Starting point

The goal was to let a user enter a prompt, generate slide text with OpenAI, and create a Google Slides presentation from that result.

This first phase was mostly about getting the local development environment and external service wiring into a working state.

Environment setup

The first mistake was using the wrong virtual environment activation path. I initially reached for Windows-style paths:

source Scripts/activate

On macOS and Linux, the right path is:

python3 -m venv venv
source venv/bin/activate

Small setup errors like this matter because they can hide whether the real issue is Python, Django, package installation, or application code.

Django and database setup

The project also needed Django and MySQL to agree on configuration:

  • Database host, user, password, and schema had to match the local MySQL instance.
  • Python dependencies for MySQL needed to compile correctly.
  • Environment variables had to be loaded consistently.

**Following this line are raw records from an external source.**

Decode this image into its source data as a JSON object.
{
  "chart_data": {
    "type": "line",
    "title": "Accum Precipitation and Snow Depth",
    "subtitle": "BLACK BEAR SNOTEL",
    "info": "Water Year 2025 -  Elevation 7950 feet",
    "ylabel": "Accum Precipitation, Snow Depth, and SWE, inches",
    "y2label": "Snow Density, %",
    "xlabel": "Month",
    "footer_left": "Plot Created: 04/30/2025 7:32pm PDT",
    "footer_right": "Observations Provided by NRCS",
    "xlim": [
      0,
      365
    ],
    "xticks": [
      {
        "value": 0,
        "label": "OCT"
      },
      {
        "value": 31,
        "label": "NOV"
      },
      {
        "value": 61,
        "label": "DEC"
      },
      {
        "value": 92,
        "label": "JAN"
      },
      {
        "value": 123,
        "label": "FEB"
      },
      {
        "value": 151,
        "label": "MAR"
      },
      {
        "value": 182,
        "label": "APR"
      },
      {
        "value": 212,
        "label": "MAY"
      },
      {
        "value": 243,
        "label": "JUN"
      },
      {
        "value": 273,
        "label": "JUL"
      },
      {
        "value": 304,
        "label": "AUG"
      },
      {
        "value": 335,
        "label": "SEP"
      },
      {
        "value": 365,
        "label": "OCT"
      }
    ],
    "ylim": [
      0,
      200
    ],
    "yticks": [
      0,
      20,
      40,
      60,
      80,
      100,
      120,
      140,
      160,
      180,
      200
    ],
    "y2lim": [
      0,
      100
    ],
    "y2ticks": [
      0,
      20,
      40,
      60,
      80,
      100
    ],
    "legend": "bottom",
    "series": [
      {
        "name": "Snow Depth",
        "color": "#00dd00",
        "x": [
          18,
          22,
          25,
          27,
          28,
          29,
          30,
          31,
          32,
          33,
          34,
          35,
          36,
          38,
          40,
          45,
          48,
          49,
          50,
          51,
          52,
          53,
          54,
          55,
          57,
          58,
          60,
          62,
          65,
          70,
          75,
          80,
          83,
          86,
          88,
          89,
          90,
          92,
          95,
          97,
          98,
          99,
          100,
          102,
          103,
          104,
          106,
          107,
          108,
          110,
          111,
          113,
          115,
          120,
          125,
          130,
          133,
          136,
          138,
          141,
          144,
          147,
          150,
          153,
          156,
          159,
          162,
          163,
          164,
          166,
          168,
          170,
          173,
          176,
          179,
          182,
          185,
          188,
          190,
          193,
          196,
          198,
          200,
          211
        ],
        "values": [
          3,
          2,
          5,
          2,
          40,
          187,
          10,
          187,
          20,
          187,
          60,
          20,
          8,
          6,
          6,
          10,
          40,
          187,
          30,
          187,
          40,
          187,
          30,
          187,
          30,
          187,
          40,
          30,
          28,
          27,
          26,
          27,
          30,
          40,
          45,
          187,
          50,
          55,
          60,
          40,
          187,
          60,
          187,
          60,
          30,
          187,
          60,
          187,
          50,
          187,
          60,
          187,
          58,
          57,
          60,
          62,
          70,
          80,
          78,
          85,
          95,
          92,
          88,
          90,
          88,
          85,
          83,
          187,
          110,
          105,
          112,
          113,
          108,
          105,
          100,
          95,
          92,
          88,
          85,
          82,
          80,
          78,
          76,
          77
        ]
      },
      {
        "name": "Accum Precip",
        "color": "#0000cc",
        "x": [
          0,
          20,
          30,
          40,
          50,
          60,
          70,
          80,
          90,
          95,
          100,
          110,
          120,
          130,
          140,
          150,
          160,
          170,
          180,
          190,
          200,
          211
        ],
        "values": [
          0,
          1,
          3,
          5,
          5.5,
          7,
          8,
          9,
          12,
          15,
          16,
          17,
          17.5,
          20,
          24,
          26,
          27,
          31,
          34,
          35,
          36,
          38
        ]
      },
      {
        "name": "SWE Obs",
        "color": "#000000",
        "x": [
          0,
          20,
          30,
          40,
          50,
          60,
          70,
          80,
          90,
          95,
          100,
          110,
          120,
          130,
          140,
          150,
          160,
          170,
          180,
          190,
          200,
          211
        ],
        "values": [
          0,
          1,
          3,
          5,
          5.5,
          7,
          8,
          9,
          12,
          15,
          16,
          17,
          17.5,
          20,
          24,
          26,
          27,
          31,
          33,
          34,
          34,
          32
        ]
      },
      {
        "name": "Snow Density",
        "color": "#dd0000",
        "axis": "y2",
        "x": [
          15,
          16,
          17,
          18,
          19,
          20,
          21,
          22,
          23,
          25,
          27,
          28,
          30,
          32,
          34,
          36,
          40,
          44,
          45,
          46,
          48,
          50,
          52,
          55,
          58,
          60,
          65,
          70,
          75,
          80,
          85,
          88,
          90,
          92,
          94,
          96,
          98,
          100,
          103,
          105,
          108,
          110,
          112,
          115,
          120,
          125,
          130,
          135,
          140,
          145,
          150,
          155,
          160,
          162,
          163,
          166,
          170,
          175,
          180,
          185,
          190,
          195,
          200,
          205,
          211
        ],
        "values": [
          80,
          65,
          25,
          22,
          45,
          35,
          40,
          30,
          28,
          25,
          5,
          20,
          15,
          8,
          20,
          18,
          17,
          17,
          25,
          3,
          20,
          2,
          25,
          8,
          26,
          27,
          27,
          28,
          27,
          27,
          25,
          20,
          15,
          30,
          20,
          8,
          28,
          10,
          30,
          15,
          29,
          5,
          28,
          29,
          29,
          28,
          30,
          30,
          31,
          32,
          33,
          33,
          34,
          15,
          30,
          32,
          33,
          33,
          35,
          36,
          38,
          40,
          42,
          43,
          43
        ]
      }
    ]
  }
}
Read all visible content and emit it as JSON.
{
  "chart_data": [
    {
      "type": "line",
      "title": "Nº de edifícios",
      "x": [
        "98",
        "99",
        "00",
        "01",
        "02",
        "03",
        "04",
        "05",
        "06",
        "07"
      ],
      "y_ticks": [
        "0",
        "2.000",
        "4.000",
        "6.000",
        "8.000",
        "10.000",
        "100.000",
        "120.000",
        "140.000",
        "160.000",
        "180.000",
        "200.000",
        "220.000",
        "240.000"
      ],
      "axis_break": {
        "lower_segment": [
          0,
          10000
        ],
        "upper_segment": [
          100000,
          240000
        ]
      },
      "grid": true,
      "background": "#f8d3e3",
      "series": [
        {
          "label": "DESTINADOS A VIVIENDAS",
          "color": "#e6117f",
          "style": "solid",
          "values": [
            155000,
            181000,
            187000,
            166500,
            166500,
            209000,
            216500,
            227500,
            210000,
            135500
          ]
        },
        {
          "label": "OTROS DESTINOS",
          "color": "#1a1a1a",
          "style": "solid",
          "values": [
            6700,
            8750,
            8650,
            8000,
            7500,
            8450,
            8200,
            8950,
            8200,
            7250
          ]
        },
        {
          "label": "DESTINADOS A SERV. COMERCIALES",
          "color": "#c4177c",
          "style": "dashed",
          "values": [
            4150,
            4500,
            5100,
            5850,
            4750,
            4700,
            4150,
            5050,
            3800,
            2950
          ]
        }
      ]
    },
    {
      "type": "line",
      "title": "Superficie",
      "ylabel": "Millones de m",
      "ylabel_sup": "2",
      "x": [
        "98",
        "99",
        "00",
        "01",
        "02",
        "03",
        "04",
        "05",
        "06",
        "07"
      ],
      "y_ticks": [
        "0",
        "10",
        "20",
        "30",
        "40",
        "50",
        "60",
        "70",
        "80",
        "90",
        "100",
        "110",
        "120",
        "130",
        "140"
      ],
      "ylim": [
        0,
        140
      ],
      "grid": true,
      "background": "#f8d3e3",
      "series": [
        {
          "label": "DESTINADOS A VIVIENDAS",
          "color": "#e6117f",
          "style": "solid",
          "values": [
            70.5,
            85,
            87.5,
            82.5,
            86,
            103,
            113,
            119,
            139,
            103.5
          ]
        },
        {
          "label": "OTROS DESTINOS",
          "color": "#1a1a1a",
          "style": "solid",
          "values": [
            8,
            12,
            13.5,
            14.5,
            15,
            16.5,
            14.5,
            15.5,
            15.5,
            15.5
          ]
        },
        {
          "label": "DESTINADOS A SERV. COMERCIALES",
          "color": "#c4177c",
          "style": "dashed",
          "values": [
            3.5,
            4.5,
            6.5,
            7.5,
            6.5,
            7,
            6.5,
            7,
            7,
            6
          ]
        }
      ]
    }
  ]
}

Once the database connection was stable, the next problem moved to external APIs.

API integration lessons

The Google Slides integration required careful credential handling. The OpenAI part needed prompt structure and response parsing. The Django view had to connect both without losing state between request, generation, and presentation creation.

The practical lesson: build one link at a time. Confirm the virtual environment, then Django, then database, then OpenAI, then Google Slides. Debugging all of them at once makes the failure impossible to read.